Treasury’s FMS proving shared services works

The Financial Management Service moved many of its day-to-day IT operations to the Bureau of Public Debt. FMS is providing oversight and guidance for IT systems...

By Jason Miller
Executive Editor
Federal News Radio

The Treasury Department’s Financial Management Service will have no trouble moving commodity technology to a shared service provider as required by the Office of Management and Budget.

FMS completed its transition to the Bureau of Public Debt for network operations and IT infrastructure support about 18 months ago under its Fiscal IT program. And that was just the latest technology service to be brought under the control of another organization.

“Both BPD and FMS work for the fiscal assistant secretary. In the conversation with him, he asked the question would it be ‘profitable’–save us time, money and energy–to look at combining the two bureau’s IT infrastructure?” said John Kopec, the FMS chief information officer. “Both organizations have pretty strong CIO organizations. The BPD organization has a lot of scale in providing shared service infrastructure. Some of our applications prior to consolidation already resided at BPD.”

Kopec said after looking at the potential savings and efficiency gains, the decision to move forward was pretty easy.

FMS, meanwhile, provides the oversight and governance, such as project management, capital planning and investment control and security, back to BPD.

Prior to moving to BPD, Kopec said the bureau already used shared services for human resources, travel, procurement and accounting.

“Some of it’s easier and some of it’s harder. Am I still concerned about the security posture? Am I worried about patches being applied timely? Yes. That still remains with us as looking and overseeing security within the physical IT organization,” he said. “Other things like capacity planning, I leave that to the infrastructure person and they take care of those things and that makes it easier.”

Kopec said it’s also easier to plan for budgets because the agency receives an itemized bill and knows how it’s spending its money.

The Obama administration wants agencies to move to shared services around commodity technology.

Kopec said among his top priorities is to better use the data from these shared services providers through a business analytics and business intelligence program.

“We have to understand our data. We have to provide transparency into financial transactions within the federal government to support decision making either at an agency level or at a government-wide level,” he said. “Also, we could look at our own programs to see how we could improve debt collections or improve on our revenue collection activities.”
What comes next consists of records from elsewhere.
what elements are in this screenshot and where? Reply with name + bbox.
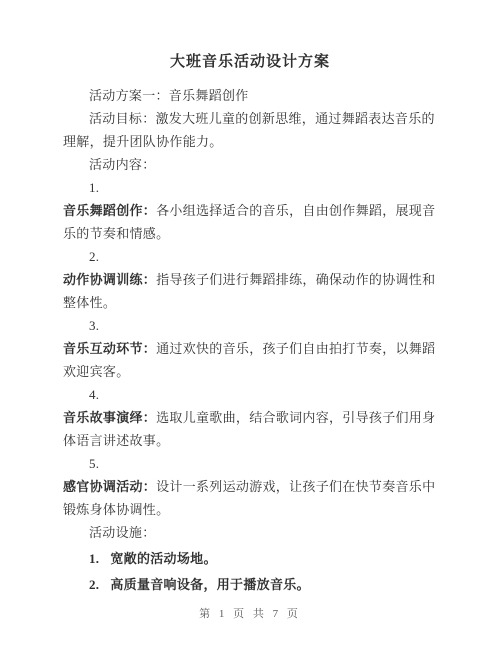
facility-number: 2.	[89, 577, 99, 592]
section-term: 动作协调训练：	[63, 272, 156, 287]
intro-paragraph-content-heading: 活动内容：	[63, 153, 437, 176]
section-number: 2.	[63, 245, 437, 268]
document-title: 大班音乐活动设计方案	[63, 50, 437, 74]
section-term: 感官协调活动：	[63, 479, 156, 494]
facilities-heading: 活动设施：	[63, 521, 437, 544]
section-paragraph: 感官协调活动：设计一系列运动游戏，让孩子们在快节奏音乐中锻炼身体协调性。	[63, 475, 437, 521]
section-paragraph: 音乐互动环节：通过欢快的音乐，孩子们自由拍打节奏，以舞蹈欢迎宾客。	[63, 337, 437, 383]
document-page: 大班音乐活动设计方案 活动方案一：音乐舞蹈创作 活动目标：激发大班儿童的创新思维…	[0, 0, 500, 647]
section-term: 音乐舞蹈创作：	[63, 203, 156, 218]
section-number: 1.	[63, 176, 437, 199]
section-paragraph: 音乐舞蹈创作：各小组选择适合的音乐，自由创作舞蹈，展现音乐的节奏和情感。	[63, 199, 437, 245]
intro-paragraph-plan: 活动方案一：音乐舞蹈创作	[63, 84, 437, 107]
section-number: 3.	[63, 314, 437, 337]
facility-text: 高质量音响设备，用于播放音乐。	[110, 577, 310, 592]
facility-text: 宽敞的活动场地。	[110, 551, 216, 566]
section-term: 音乐故事演绎：	[63, 410, 156, 425]
section-paragraph: 动作协调训练：指导孩子们进行舞蹈排练，确保动作的协调性和整体性。	[63, 268, 437, 314]
facility-item: 1.宽敞的活动场地。	[63, 547, 437, 570]
page-footer: 第 1 页 共 7 页	[0, 605, 500, 621]
facility-number: 1.	[89, 551, 99, 566]
section-number: 5.	[63, 452, 437, 475]
section-paragraph: 音乐故事演绎：选取儿童歌曲，结合歌词内容，引导孩子们用身体语言讲述故事。	[63, 406, 437, 452]
section-number: 4.	[63, 383, 437, 406]
intro-paragraph-goal: 活动目标：激发大班儿童的创新思维，通过舞蹈表达音乐的理解，提升团队协作能力。	[63, 107, 437, 153]
facility-item: 2.高质量音响设备，用于播放音乐。	[63, 573, 437, 596]
section-term: 音乐互动环节：	[63, 341, 156, 356]
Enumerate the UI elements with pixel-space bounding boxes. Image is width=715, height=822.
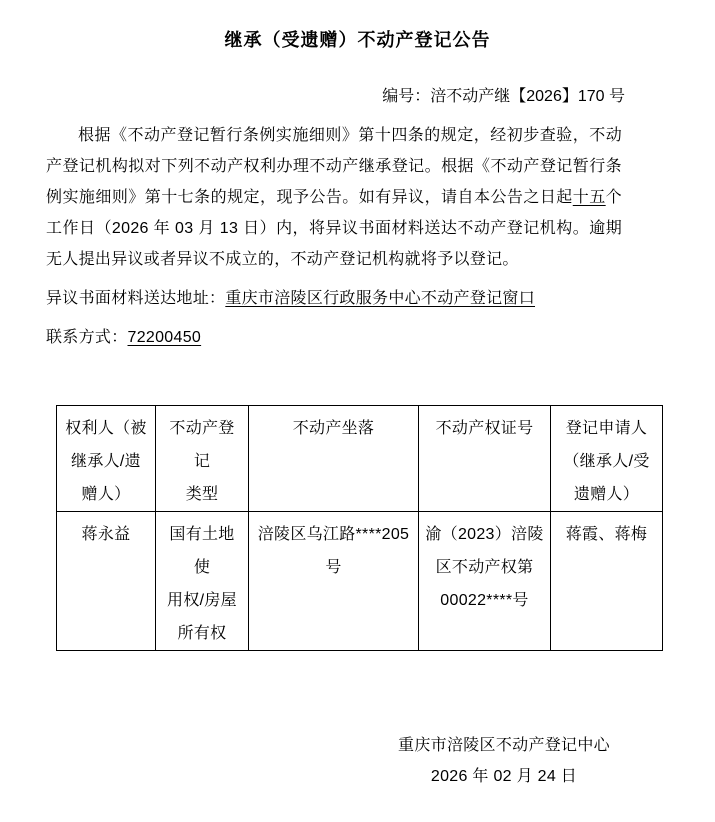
notice-document: 继承（受遗赠）不动产登记公告 编号：涪不动产继【2026】170 号 根据《不动…	[0, 0, 715, 822]
page-title: 继承（受遗赠）不动产登记公告	[0, 26, 715, 52]
contact-label: 联系方式：	[46, 329, 128, 346]
address-label: 异议书面材料送达地址：	[46, 290, 225, 307]
cell-registration-type: 国有土地使 用权/房屋 所有权	[156, 512, 249, 651]
contact-value: 72200450	[128, 329, 202, 346]
header-registration-type: 不动产登记 类型	[156, 406, 249, 512]
cell-certificate-number: 渝（2023）涪陵 区不动产权第 00022****号	[419, 512, 551, 651]
header-certificate-number: 不动产权证号	[419, 406, 551, 512]
issuing-organization: 重庆市涪陵区不动产登记中心	[354, 730, 654, 761]
notice-body: 根据《不动产登记暂行条例实施细则》第十四条的规定，经初步查验，不动产登记机构拟对…	[46, 120, 622, 275]
address-line: 异议书面材料送达地址：重庆市涪陵区行政服务中心不动产登记窗口	[46, 283, 535, 314]
issue-date: 2026 年 02 月 24 日	[354, 761, 654, 792]
table-row: 蒋永益 国有土地使 用权/房屋 所有权 涪陵区乌江路****205 号 渝（20…	[57, 512, 663, 651]
doc-number: 编号：涪不动产继【2026】170 号	[382, 85, 625, 109]
contact-line: 联系方式：72200450	[46, 322, 201, 353]
signature-block: 重庆市涪陵区不动产登记中心 2026 年 02 月 24 日	[354, 730, 654, 792]
header-rights-holder: 权利人（被 继承人/遗 赠人）	[57, 406, 156, 512]
header-property-location: 不动产坐落	[249, 406, 419, 512]
cell-rights-holder: 蒋永益	[57, 512, 156, 651]
property-table: 权利人（被 继承人/遗 赠人） 不动产登记 类型 不动产坐落 不动产权证号 登记…	[56, 405, 663, 651]
cell-applicant: 蒋霞、蒋梅	[551, 512, 663, 651]
table-header-row: 权利人（被 继承人/遗 赠人） 不动产登记 类型 不动产坐落 不动产权证号 登记…	[57, 406, 663, 512]
deadline-days-underlined: 十五	[573, 189, 606, 206]
header-applicant: 登记申请人 （继承人/受 遗赠人）	[551, 406, 663, 512]
cell-property-location: 涪陵区乌江路****205 号	[249, 512, 419, 651]
address-value: 重庆市涪陵区行政服务中心不动产登记窗口	[225, 290, 535, 307]
body-text-part1: 根据《不动产登记暂行条例实施细则》第十四条的规定，经初步查验，不动产登记机构拟对…	[46, 127, 622, 206]
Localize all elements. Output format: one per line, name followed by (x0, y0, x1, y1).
Kopec said FMS is working with the Federal Reserve system to provide them with a business and IT architecture around a financial information repository.

“We explained to them what we wanted, what we were looking for and where the various repositories were and what kind of data they contained,” he said. “The tools will site on top of the repository. I haven’t seen the recommendations, but what I picture is a portal that allows you access to the financial information repository.”

Kopec said FMS also is consolidating its internal services. He said they have two email systems, two calendaring systems and two security systems.

“We’ve rationalized those and made some decisions about what products we will use and that’s going to come to fruition by October of this year,” he said.